Et, là, voilà ce que j'ai fait ce matin. Traduire Le Songe d'une nuit d'été en partant du Folio. C'est comme pour Luzel, ça change tout.

Ah ! le texte brut, l'archive, le papier non prévu, l'édition primitive avec ses fautes ! Même Shakespeare peut servir à sortir de la littérature. Mais c'est une obsession ! Et pourquoi en sortir ? Pour inventer ses propres règles, pour ne pas tomber dans la fonction d'auteur, les prix littéraires, les salons, la littérature à l'estomac. Traduire, c'est écrire, faire une édition universitaire d'un folkloriste oublié, c'est écrire, si l'on s'y engage complètement. L'idéal, c'est l'écriture engagée, complètement dégagée de la littérature.

 

 

Le Songe d'une nuit d'été, début de l'acte II.

 

ROBIN.

    Esprit des bois, où allez-vous ainsi ?

 

LA FÉE.

    Sur les hauteurs, sur les vallons,

    Par les taillis, par les bruyères,

    Sur les jardins, sur les buissons,

    Par l'eau qui court, par le feu clair,

    J'erre en tous lieux, vive, à la brune,

    Plus leste qu'un rayon de lune.

    Pour servir la reine des fées

    J'orne ses cercles de rosée,

    La livrée d'or des primevères

    Qui sont sa garde, droite et fière

    A des rubis, présents des fées

    Où leurs senteurs sont enfermées.

    Je dois cueillir la rosée claire,

    Perle à offrir aux primevères.

    Adieu, esprit rustaud, je dois partir.

    La reine et tous ses elfes vont venir.

 

ROBIN.

    Le roi, ce soir, vient s'éjouir en ces lieux,

    Ta reine ferait mieux de fuir ses yeux

    Car Obéron enrage, est en fureur

    Qu'elle ait choisi pour page serviteur

    Un changelin, fils d'un roi du Bengale,

    Qui lui paraît d'un charme sans égal.

    Le jaloux Obéron voudrait ce page

    Pour écuyer courant les bois sauvages,

    Mais elle, retenant l'enfant qu'elle aime,

    Le noie de fleurs, en fait sa joie suprême.

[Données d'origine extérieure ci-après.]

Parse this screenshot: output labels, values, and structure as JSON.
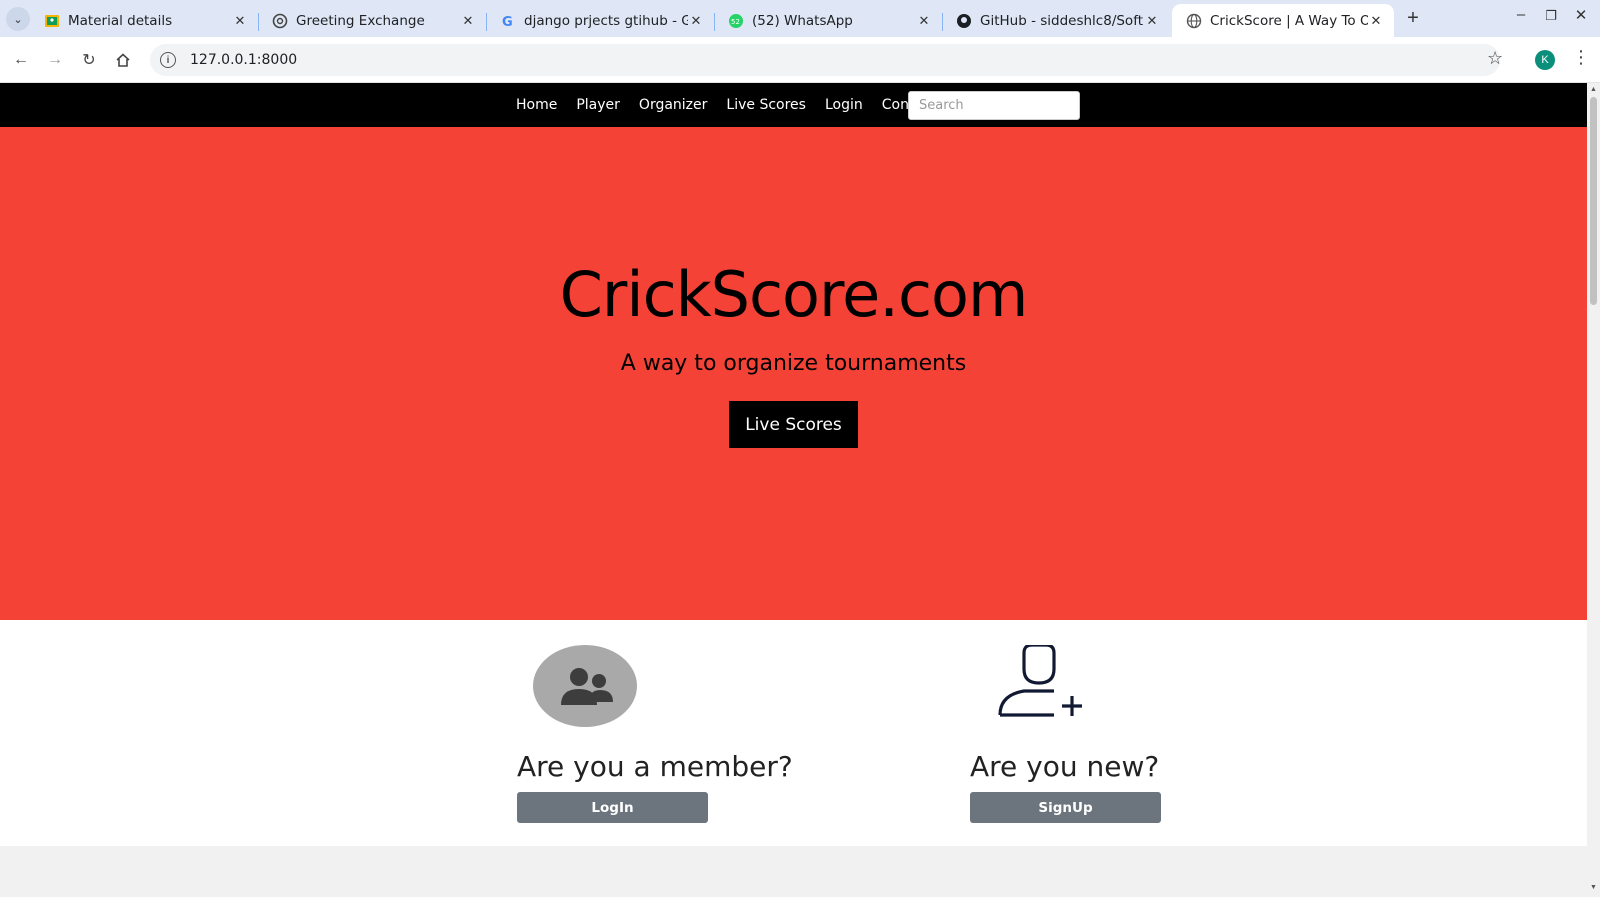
{
  "browser": {
    "tabs": [
      {
        "title": "Material details",
        "icon": "classroom-icon"
      },
      {
        "title": "Greeting Exchange",
        "icon": "chatgpt-icon"
      },
      {
        "title": "django prjects gtihub - G",
        "icon": "google-icon"
      },
      {
        "title": "(52) WhatsApp",
        "icon": "whatsapp-icon"
      },
      {
        "title": "GitHub - siddeshlc8/Soft",
        "icon": "github-icon"
      },
      {
        "title": "CrickScore | A Way To Or",
        "icon": "globe-icon"
      }
    ],
    "url": "127.0.0.1:8000",
    "profile_initial": "K"
  },
  "nav": {
    "links": [
      "Home",
      "Player",
      "Organizer",
      "Live Scores",
      "Login",
      "Contact"
    ],
    "search_placeholder": "Search"
  },
  "hero": {
    "title": "CrickScore.com",
    "tagline": "A way to organize tournaments",
    "button": "Live Scores",
    "background": "#f44336"
  },
  "cards": {
    "member": {
      "heading": "Are you a member?",
      "button": "LogIn"
    },
    "new": {
      "heading": "Are you new?",
      "button": "SignUp"
    }
  }
}
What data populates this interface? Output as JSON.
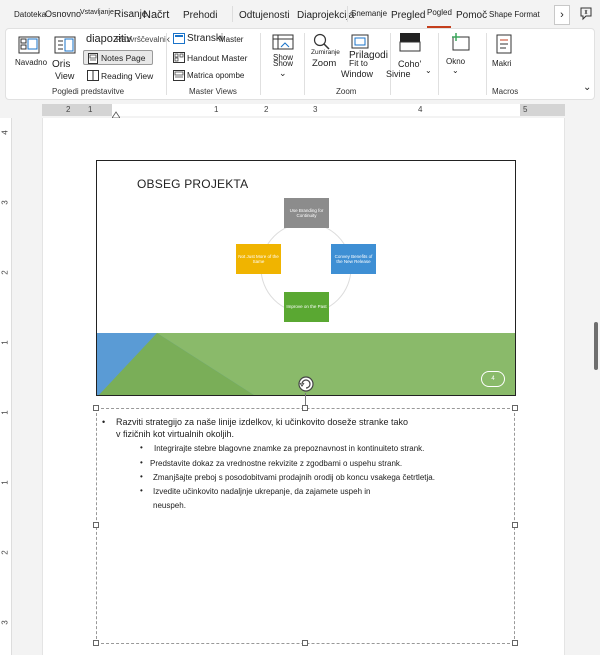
{
  "tabs": [
    {
      "label": "Datoteka",
      "small": true
    },
    {
      "label": "Osnovno",
      "small": true
    },
    {
      "label": "Vstavljanje",
      "small": true
    },
    {
      "label": "Risanje",
      "small": false
    },
    {
      "label": "Načrt",
      "small": false
    },
    {
      "label": "Prehodi",
      "small": false
    },
    {
      "label": "Odtujenosti",
      "small": false
    },
    {
      "label": "Diaprojekcija",
      "small": false
    },
    {
      "label": "Snemanje",
      "small": true
    },
    {
      "label": "Pregled",
      "small": false
    },
    {
      "label": "Pogled",
      "small": true
    },
    {
      "label": "Pomoč",
      "small": false
    },
    {
      "label": "Shape Format",
      "small": true
    }
  ],
  "tab_scroll": "›",
  "ribbon": {
    "presentation_views": {
      "normal": "Navadno",
      "outline_1": "Oris",
      "outline_2": "View",
      "slide_sorter_a": "diapozitiv",
      "slide_sorter_b": "Razvrščevalnik",
      "notes_page": "Notes Page",
      "reading_view": "Reading View",
      "group": "Pogledi predstavitve"
    },
    "master_views": {
      "slide_master_a": "Stranski",
      "slide_master_b": "Master",
      "handout_master": "Handout Master",
      "notes_master": "Matrica opombe",
      "group": "Master Views"
    },
    "show": {
      "label_a": "Show",
      "label_b": "Show",
      "caret": "⌄"
    },
    "zoom": {
      "zoom_small": "Zumiranje",
      "zoom": "Zoom",
      "fit_a": "Prilagodi",
      "fit_b": "Fit to",
      "fit_c": "Window",
      "group": "Zoom"
    },
    "color": {
      "label_a": "Coho'",
      "label_b": "Sivine",
      "caret": "⌄"
    },
    "window": {
      "label": "Okno",
      "caret": "⌄"
    },
    "macros": {
      "label": "Makri",
      "group": "Macros"
    },
    "collapse": "⌄"
  },
  "ruler": {
    "h": [
      "2",
      "1",
      "1",
      "2",
      "3",
      "4",
      "5"
    ],
    "v": [
      "4",
      "3",
      "2",
      "1",
      "1",
      "1",
      "2",
      "3"
    ]
  },
  "slide": {
    "title": "OBSEG PROJEKTA",
    "boxes": {
      "top": "Use Branding for Continuity",
      "right": "Convey Benefits of the New Release",
      "bottom": "Improve on the Past",
      "left": "Not Just More of the Same"
    },
    "number": "4",
    "colors": {
      "top": "#8c8c8c",
      "right": "#3e8fd4",
      "bottom": "#5aa832",
      "left": "#f0b400",
      "green": "#8aba6a",
      "blue": "#5a9bd5"
    }
  },
  "notes": {
    "bullet_symbol": "•",
    "sub_symbol": "•",
    "line1a": "Razviti strategijo za naše linije izdelkov, ki učinkovito doseže stranke tako",
    "line1b": "v fizičnih kot virtualnih okoljih.",
    "sub": [
      "Integrirajte stebre blagovne znamke za prepoznavnost in kontinuiteto strank.",
      "Predstavite dokaz za vrednostne rekvizite z zgodbami o uspehu strank.",
      "Zmanjšajte preboj s posodobitvami prodajnih orodij ob koncu vsakega četrtletja.",
      "Izvedite učinkovito nadaljnje ukrepanje, da zajamete uspeh in"
    ],
    "sub_cont": "neuspeh."
  }
}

    Aussi, où qu'ils se voient — aux bois, aux prés,

    Au clair de l'eau ou du ciel constellé,

    Ils s'injurient, et leurs elfes, tremblants,

    Se cachent dans les cupules des glands.

 

LA FÉE.

    Soit je confonds votre allure et vos gestes,

    Soit vous êtes l'esprit espiègle et leste,

    Dit Robin Bon Garçon, qui cherche noise

    Effarouche les jeunes villageoises,

    Fait écrémer le lait ou moudre en vain,

    Malgré peine et sueur, la meule à grains,

    Fait baratter pour rien la ménagère,

    Sait empêcher de fermenter la bière,

    égare ceux qui errent dans la nuit,

    Rit de leur peur, les presse et les poursuit,

    Mais pour ceux qui vous nomment d'autres noms,

    Comme Hobgoblin, doux Puck, vous êtes bon,

    Vous travaillez pour eux, leur portez chance.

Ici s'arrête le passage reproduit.